Radomir Mastalerz, Chief Technology Officer of WealthArc, said the technology was designed for documents that do not follow predictable layouts. "Traditional automation works well when documents follow predictable formats, but financial reporting rarely does. Statements from different custodians often use different terminology, structures and assumptions. WealthArc's AI Agent helps interpret that context and flag potential inconsistencies, while keeping humans in control of the final outcome," he said.

The tool can highlight inconsistencies for review before records are updated. That process is intended to reduce the risk of errors in environments where portfolio data is used for investment reporting, operational oversight and client communications.
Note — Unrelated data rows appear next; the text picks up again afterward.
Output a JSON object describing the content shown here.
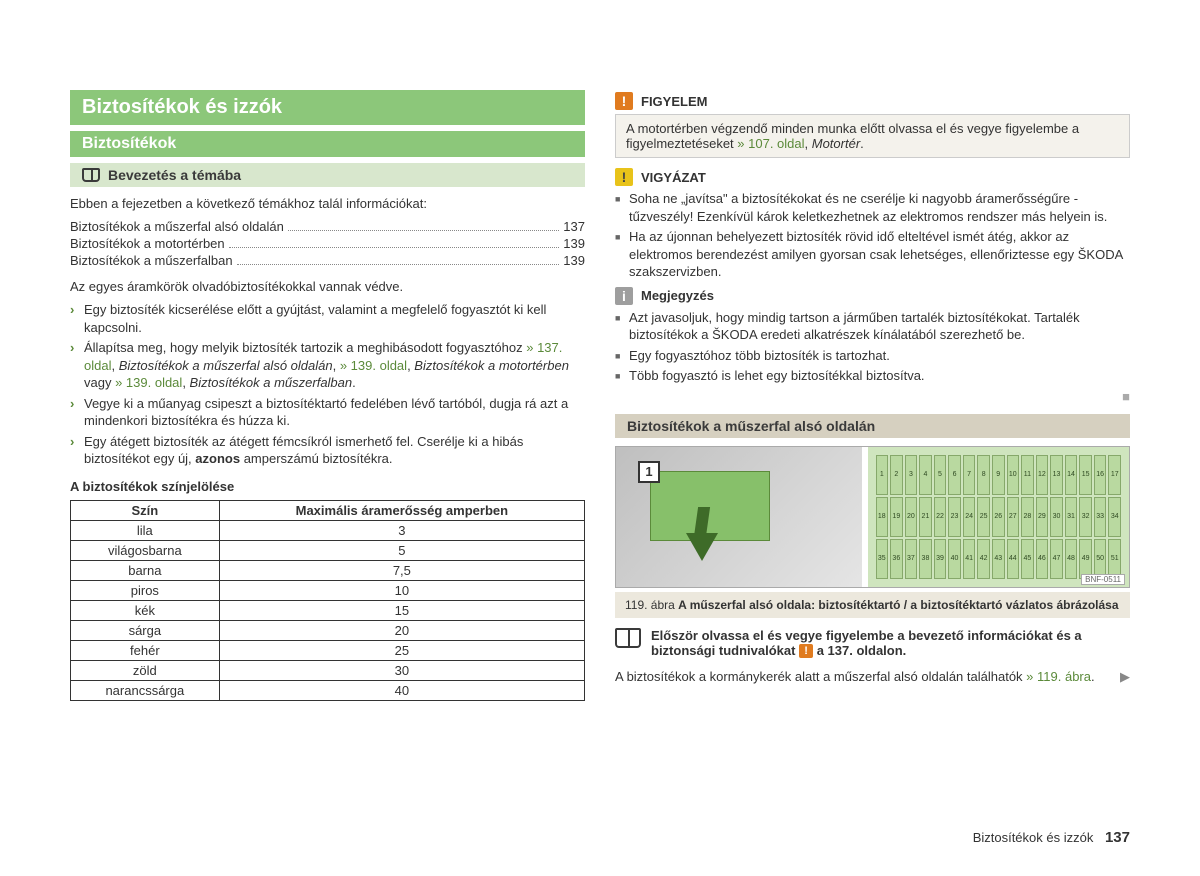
{
  "left": {
    "title": "Biztosítékok és izzók",
    "section": "Biztosítékok",
    "intro_heading": "Bevezetés a témába",
    "intro_line": "Ebben a fejezetben a következő témákhoz talál információkat:",
    "toc": [
      {
        "label": "Biztosítékok a műszerfal alsó oldalán",
        "page": "137"
      },
      {
        "label": "Biztosítékok a motortérben",
        "page": "139"
      },
      {
        "label": "Biztosítékok a műszerfalban",
        "page": "139"
      }
    ],
    "line_after_toc": "Az egyes áramkörök olvadóbiztosítékokkal vannak védve.",
    "bullets": [
      {
        "text": "Egy biztosíték kicserélése előtt a gyújtást, valamint a megfelelő fogyasztót ki kell kapcsolni."
      },
      {
        "text_pre": "Állapítsa meg, hogy melyik biztosíték tartozik a meghibásodott fogyasztóhoz ",
        "link1": "» 137. oldal",
        "mid1": ", ",
        "ital1": "Biztosítékok a műszerfal alsó oldalán",
        "mid2": ", ",
        "link2": "» 139. oldal",
        "mid3": ", ",
        "ital2": "Biztosítékok a motortérben",
        "mid4": " vagy ",
        "link3": "» 139. oldal",
        "mid5": ", ",
        "ital3": "Biztosítékok a műszerfalban",
        "tail": "."
      },
      {
        "text": "Vegye ki a műanyag csipeszt a biztosítéktartó fedelében lévő tartóból, dugja rá azt a mindenkori biztosítékra és húzza ki."
      },
      {
        "text_pre": "Egy átégett biztosíték az átégett fémcsíkról ismerhető fel. Cserélje ki a hibás biztosítékot egy új, ",
        "bold": "azonos",
        "tail": " amperszámú biztosítékra."
      }
    ],
    "table_title": "A biztosítékok színjelölése",
    "table_headers": [
      "Szín",
      "Maximális áramerősség amperben"
    ],
    "table_rows": [
      [
        "lila",
        "3"
      ],
      [
        "világosbarna",
        "5"
      ],
      [
        "barna",
        "7,5"
      ],
      [
        "piros",
        "10"
      ],
      [
        "kék",
        "15"
      ],
      [
        "sárga",
        "20"
      ],
      [
        "fehér",
        "25"
      ],
      [
        "zöld",
        "30"
      ],
      [
        "narancssárga",
        "40"
      ]
    ]
  },
  "right": {
    "warn_title": "FIGYELEM",
    "warn_body_pre": "A motortérben végzendő minden munka előtt olvassa el és vegye figyelembe a figyelmeztetéseket ",
    "warn_link": "» 107. oldal",
    "warn_body_post": ", ",
    "warn_ital": "Motortér",
    "warn_tail": ".",
    "caution_title": "VIGYÁZAT",
    "caution_items": [
      "Soha ne „javítsa\" a biztosítékokat és ne cserélje ki nagyobb áramerősségűre - tűzveszély! Ezenkívül károk keletkezhetnek az elektromos rendszer más helyein is.",
      "Ha az újonnan behelyezett biztosíték rövid idő elteltével ismét átég, akkor az elektromos berendezést amilyen gyorsan csak lehetséges, ellenőriztesse egy ŠKODA szakszervizben."
    ],
    "note_title": "Megjegyzés",
    "note_items": [
      "Azt javasoljuk, hogy mindig tartson a járműben tartalék biztosítékokat. Tartalék biztosítékok a ŠKODA eredeti alkatrészek kínálatából szerezhető be.",
      "Egy fogyasztóhoz több biztosíték is tartozhat.",
      "Több fogyasztó is lehet egy biztosítékkal biztosítva."
    ],
    "panel_heading": "Biztosítékok a műszerfal alsó oldalán",
    "figure_badge": "1",
    "figure_ref": "BNF-0511",
    "fuse_numbers": {
      "start": 1,
      "end": 51
    },
    "caption_pre": "119. ábra  ",
    "caption_bold": "A műszerfal alsó oldala: biztosítéktartó / a biztosítéktartó vázlatos ábrázolása",
    "readfirst_pre": "Először olvassa el és vegye figyelembe a bevezető információkat és a biztonsági tudnivalókat ",
    "readfirst_post": " a 137. oldalon.",
    "bottom_text_pre": "A biztosítékok a kormánykerék alatt a műszerfal alsó oldalán találhatók ",
    "bottom_link": "» 119. ábra",
    "bottom_tail": "."
  },
  "footer": {
    "section": "Biztosítékok és izzók",
    "page": "137"
  },
  "colors": {
    "green_bar": "#8cc77a",
    "accent": "#5b8a3a",
    "beige": "#d6d0c0",
    "callout_bg": "#f4f2ec"
  }
}
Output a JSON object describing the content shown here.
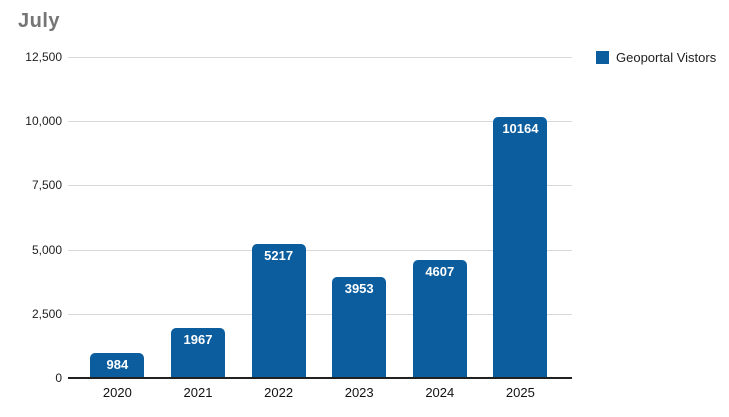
{
  "header": {
    "title": "July"
  },
  "legend": {
    "items": [
      {
        "label": "Geoportal Vistors",
        "color": "#0b5d9e"
      }
    ]
  },
  "chart_data": {
    "type": "bar",
    "title": "July",
    "categories": [
      "2020",
      "2021",
      "2022",
      "2023",
      "2024",
      "2025"
    ],
    "series": [
      {
        "name": "Geoportal Vistors",
        "values": [
          984,
          1967,
          5217,
          3953,
          4607,
          10164
        ],
        "color": "#0b5d9e",
        "data_labels": [
          "984",
          "1967",
          "5217",
          "3953",
          "4607",
          "10164"
        ]
      }
    ],
    "xlabel": "",
    "ylabel": "",
    "ylim": [
      0,
      12500
    ],
    "yticks": [
      0,
      2500,
      5000,
      7500,
      10000,
      12500
    ],
    "ytick_labels": [
      "0",
      "2,500",
      "5,000",
      "7,500",
      "10,000",
      "12,500"
    ],
    "grid": true,
    "legend_position": "top-right",
    "data_label_style": "white bold, inside top of bar",
    "background": "#ffffff"
  }
}
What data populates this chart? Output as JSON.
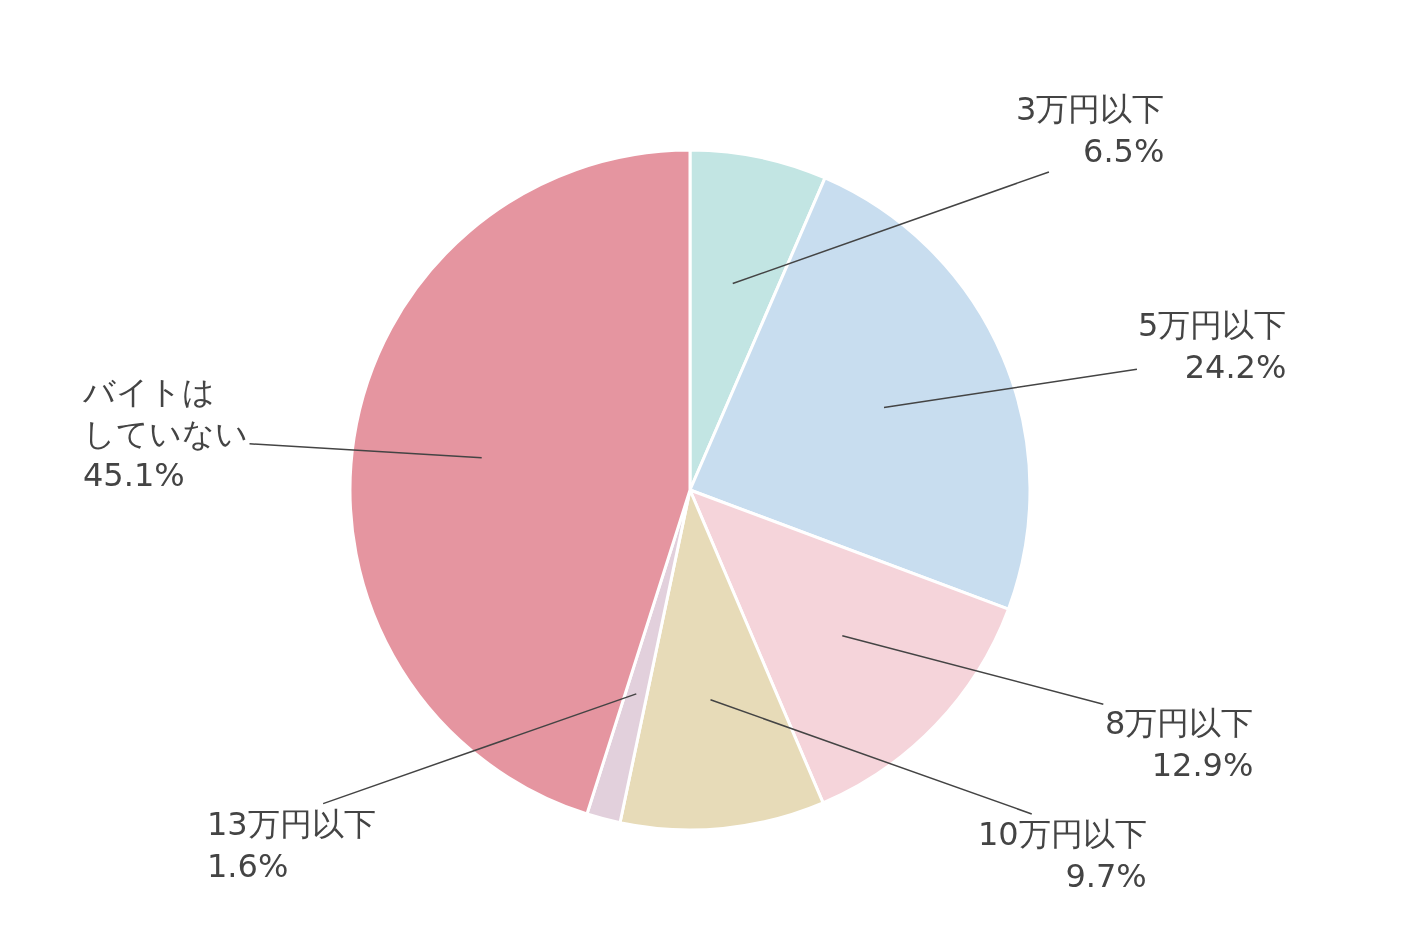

WealthArc operates from Switzerland and serves clients across Europe, while expanding in the United States, Asia and the Middle East. It provides data processing and monitoring services intended to turn fragmented custodian records into standardised portfolio datasets for wealth managers, private banks, family offices and financial technology providers.

Kluz also outlined the scale of the company's broader infrastructure build-out. "Our goal is to build more than 1,000 next-generation global data feeds in the coming years. By expanding this infrastructure, we are building the foundational data layer for the wealth and asset management ecosystem-enabling institutions to scale operations, automate workflows and adopt AI with confidence," he said.